3 Are you so foolish? Having begun in the Spirit, are you now being made perfect by the flesh?

4 Have you suffered so many things in vain--if indeed it was in vain?

5 Therefore He who supplies the Spirit to you and works miracles among you, does He do it by the works of the law, or by the hearing of faith?

Introduction

The key to this section is in the word “suffered” (Gal. 3.4), which can be translated “experienced.” Paul asks, “Have you experienced so many things in vain?” The argument from the point of Christian experience was a wise one with which to begin, because Paul had been with them when they accepted Christ. Of course, to argue from experience can be dangerous, because experiences can be counterfeited and they can be misunderstood. Subjective experience must be balanced with objective evidence, because experiences can change, but truth never changes. Paul balances the subjective experience of the Galatian Christians with the objective teaching of the unchanging Word of God (Gal. 3.6-14).

Commentary

1 O Foolish Galatians! Who has bewitched you that you should not obey the truth, before whose eyes Jesus Christ was clearly portrayed among you as crucified?

Foolish Galatians!

“Foolish” as it is used here, means “spiritually dull,” while the word Jesus used in Luke 24.25— “Then he said unto them, O fools, and slow of heart to believe all that the prophets have spoken”—has the idea of a “foolish person.” Paul is declaring a fact; Jesus is warning against verbal abuse.
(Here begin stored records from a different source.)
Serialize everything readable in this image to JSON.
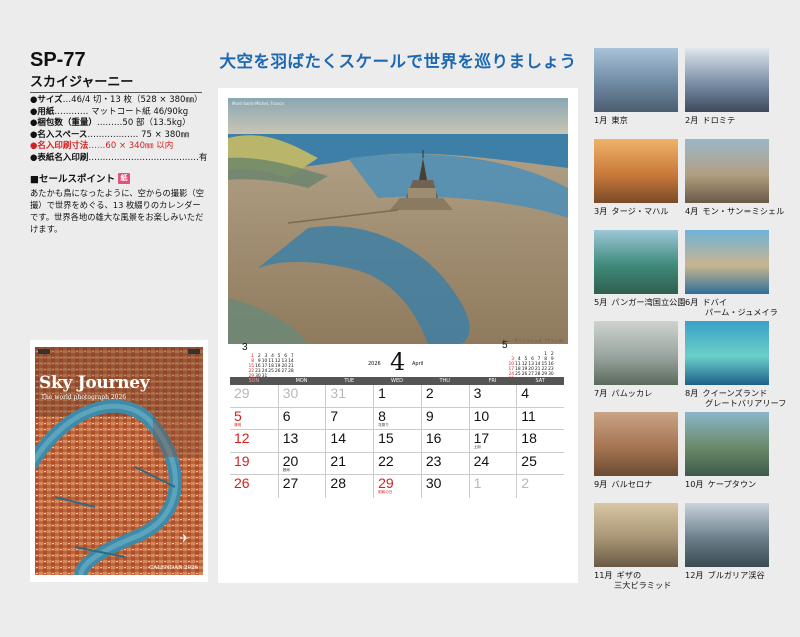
{
  "product": {
    "code": "SP-77",
    "name": "スカイジャーニー",
    "specs": [
      {
        "label": "●サイズ",
        "value": "…46/4 切・13 枚（528 × 380㎜）",
        "red": false
      },
      {
        "label": "●用紙",
        "value": "………… マットコート紙 46/90kg",
        "red": false
      },
      {
        "label": "●梱包数（重量）",
        "value": "………50 部（13.5kg）",
        "red": false
      },
      {
        "label": "●名入スペース",
        "value": "……………… 75 × 380㎜",
        "red": false
      },
      {
        "label": "●名入印刷寸法",
        "value": "……60 × 340㎜ 以内",
        "red": true
      },
      {
        "label": "●表紙名入印刷",
        "value": "…………………………………有",
        "red": false
      }
    ],
    "sales_point_title": "■セールスポイント",
    "sales_point_badge": "紙",
    "sales_point_text": "あたかも鳥になったように、空からの撮影（空撮）で世界をめぐる、13 枚綴りのカレンダーです。世界各地の雄大な風景をお楽しみいただけます。"
  },
  "cover": {
    "title": "Sky Journey",
    "subtitle": "The world photograph 2026",
    "footer": "CALENDAR 2026"
  },
  "headline": "大空を羽ばたくスケールで世界を巡りましょう",
  "calendar": {
    "year": "2026",
    "month": "4",
    "month_en": "April",
    "photo_credit": "Mont-Saint-Michel, France",
    "photo_credit_small": "モン・サン＝ミシェル（フランス）",
    "prev_month": {
      "label": "3",
      "rows": [
        [
          "1",
          "2",
          "3",
          "4",
          "5",
          "6",
          "7"
        ],
        [
          "8",
          "9",
          "10",
          "11",
          "12",
          "13",
          "14"
        ],
        [
          "15",
          "16",
          "17",
          "18",
          "19",
          "20",
          "21"
        ],
        [
          "22",
          "23",
          "24",
          "25",
          "26",
          "27",
          "28"
        ],
        [
          "29",
          "30",
          "31",
          "",
          "",
          "",
          ""
        ]
      ]
    },
    "next_month": {
      "label": "5",
      "rows": [
        [
          "",
          "",
          "",
          "",
          "",
          "1",
          "2"
        ],
        [
          "3",
          "4",
          "5",
          "6",
          "7",
          "8",
          "9"
        ],
        [
          "10",
          "11",
          "12",
          "13",
          "14",
          "15",
          "16"
        ],
        [
          "17",
          "18",
          "19",
          "20",
          "21",
          "22",
          "23"
        ],
        [
          "24",
          "25",
          "26",
          "27",
          "28",
          "29",
          "30"
        ],
        [
          "31",
          "",
          "",
          "",
          "",
          "",
          ""
        ]
      ]
    },
    "weekdays": [
      "SUN",
      "MON",
      "TUE",
      "WED",
      "THU",
      "FRI",
      "SAT"
    ],
    "weeks": [
      [
        {
          "d": "29",
          "s": "grey"
        },
        {
          "d": "30",
          "s": "grey"
        },
        {
          "d": "31",
          "s": "grey"
        },
        {
          "d": "1",
          "s": ""
        },
        {
          "d": "2",
          "s": ""
        },
        {
          "d": "3",
          "s": ""
        },
        {
          "d": "4",
          "s": ""
        }
      ],
      [
        {
          "d": "5",
          "s": "red",
          "h": "清明"
        },
        {
          "d": "6",
          "s": ""
        },
        {
          "d": "7",
          "s": ""
        },
        {
          "d": "8",
          "s": "",
          "h": "花祭り"
        },
        {
          "d": "9",
          "s": ""
        },
        {
          "d": "10",
          "s": ""
        },
        {
          "d": "11",
          "s": ""
        }
      ],
      [
        {
          "d": "12",
          "s": "red"
        },
        {
          "d": "13",
          "s": ""
        },
        {
          "d": "14",
          "s": ""
        },
        {
          "d": "15",
          "s": ""
        },
        {
          "d": "16",
          "s": ""
        },
        {
          "d": "17",
          "s": "",
          "h": "土用"
        },
        {
          "d": "18",
          "s": ""
        }
      ],
      [
        {
          "d": "19",
          "s": "red"
        },
        {
          "d": "20",
          "s": "",
          "h": "穀雨"
        },
        {
          "d": "21",
          "s": ""
        },
        {
          "d": "22",
          "s": ""
        },
        {
          "d": "23",
          "s": ""
        },
        {
          "d": "24",
          "s": ""
        },
        {
          "d": "25",
          "s": ""
        }
      ],
      [
        {
          "d": "26",
          "s": "red"
        },
        {
          "d": "27",
          "s": ""
        },
        {
          "d": "28",
          "s": ""
        },
        {
          "d": "29",
          "s": "red",
          "h": "昭和の日"
        },
        {
          "d": "30",
          "s": ""
        },
        {
          "d": "1",
          "s": "grey"
        },
        {
          "d": "2",
          "s": "grey"
        }
      ]
    ]
  },
  "thumbnails": [
    {
      "month": "1月",
      "name": "東京",
      "name2": ""
    },
    {
      "month": "2月",
      "name": "ドロミテ",
      "name2": ""
    },
    {
      "month": "3月",
      "name": "タージ・マハル",
      "name2": ""
    },
    {
      "month": "4月",
      "name": "モン・サン＝ミシェル",
      "name2": ""
    },
    {
      "month": "5月",
      "name": "パンガー湾国立公園",
      "name2": ""
    },
    {
      "month": "6月",
      "name": "ドバイ",
      "name2": "パーム・ジュメイラ"
    },
    {
      "month": "7月",
      "name": "パムッカレ",
      "name2": ""
    },
    {
      "month": "8月",
      "name": "クイーンズランド",
      "name2": "グレートバリアリーフ"
    },
    {
      "month": "9月",
      "name": "バルセロナ",
      "name2": ""
    },
    {
      "month": "10月",
      "name": "ケープタウン",
      "name2": ""
    },
    {
      "month": "11月",
      "name": "ギザの",
      "name2": "三大ピラミッド"
    },
    {
      "month": "12月",
      "name": "ブルガリア渓谷",
      "name2": ""
    }
  ]
}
Who has bewitched you that you should not obey the truth,

The Judaizers, the Jewish false teachers, were succeeding in convincing the Galatian believers that certain aspects of Jewish law (circumcision, observing the dietary laws, etc.) were necessary, in addition to faith in Christ, in order for a person to be saved. Paul is astonished that they could believe such a thing, and in this section he uses some of his strongest language to express his disapproval of them following these false teachers and returning to Judaism.

“Bewitched” has in it the notion of being charmed or misled by flattery or false promises. The term suggests an appeal to the emotions by the Judaizers. Let me translate “who has bewitched you” in good old Americano—what’s gotten into you? To embrace a doctrine which declared the death of Christ unnecessary was irrational—“I do not treat the grace of God as meaningless. For if keeping the law could make us right with God, then there was no need for Christ to die” (Gal. 2.21) The sole reason why the Son of God came into the world to suffer death was to do away with our sins and make us righteous with God. If there was any other way to accomplish these ends, He would have stayed in heaven. It would almost seem that the Galatians had been “bewitched,” cast under a spell by some malign influence. For this, however, they were without excuse because the Savior had been “clearly portrayed…as crucified,” before their eyes. Paul had vividly and graphically proclaimed the crucified Christ to the Galatians, but their eyes had been diverted from the Cross to the Law. They were without excuse. The Galatians were known to be intelligent, and Paul uses the term “eyes” to refer to their minds; they received the preaching of Paul with both their mind and heart, and the proof of their salvation was that they demonstrated the presence of the Holy Spirit.

before whose eyes Jesus Christ was clearly portrayed among you as crucified?

“Christ…crucified” is the subject the apostle preached in Galatia, and he preached it with such effectiveness, that the people could almost see Jesus crucified and hanging on the cross. The words “clearly portrayed” are translated from a Greek word that means “publicly portrayed and announced on a poster.” Just as we put important words on a poster, and display it in a public place, so Paul publicly presented Christ to the Galatians, with great emphasis on His death for sinners on the cross. I am not sure that Paul actually drew pictures and held up placards to the Galatians, but I am sure he did paint word pictures for them. Now that is the way to “clearly portray” a teaching, and that is the word Paul uses. “Clearly portrayed among you as crucified”—it was His death on a cross that made your salvation possible. They heard this truth, believed it, and obeyed it; and as a result, were born into the family of God.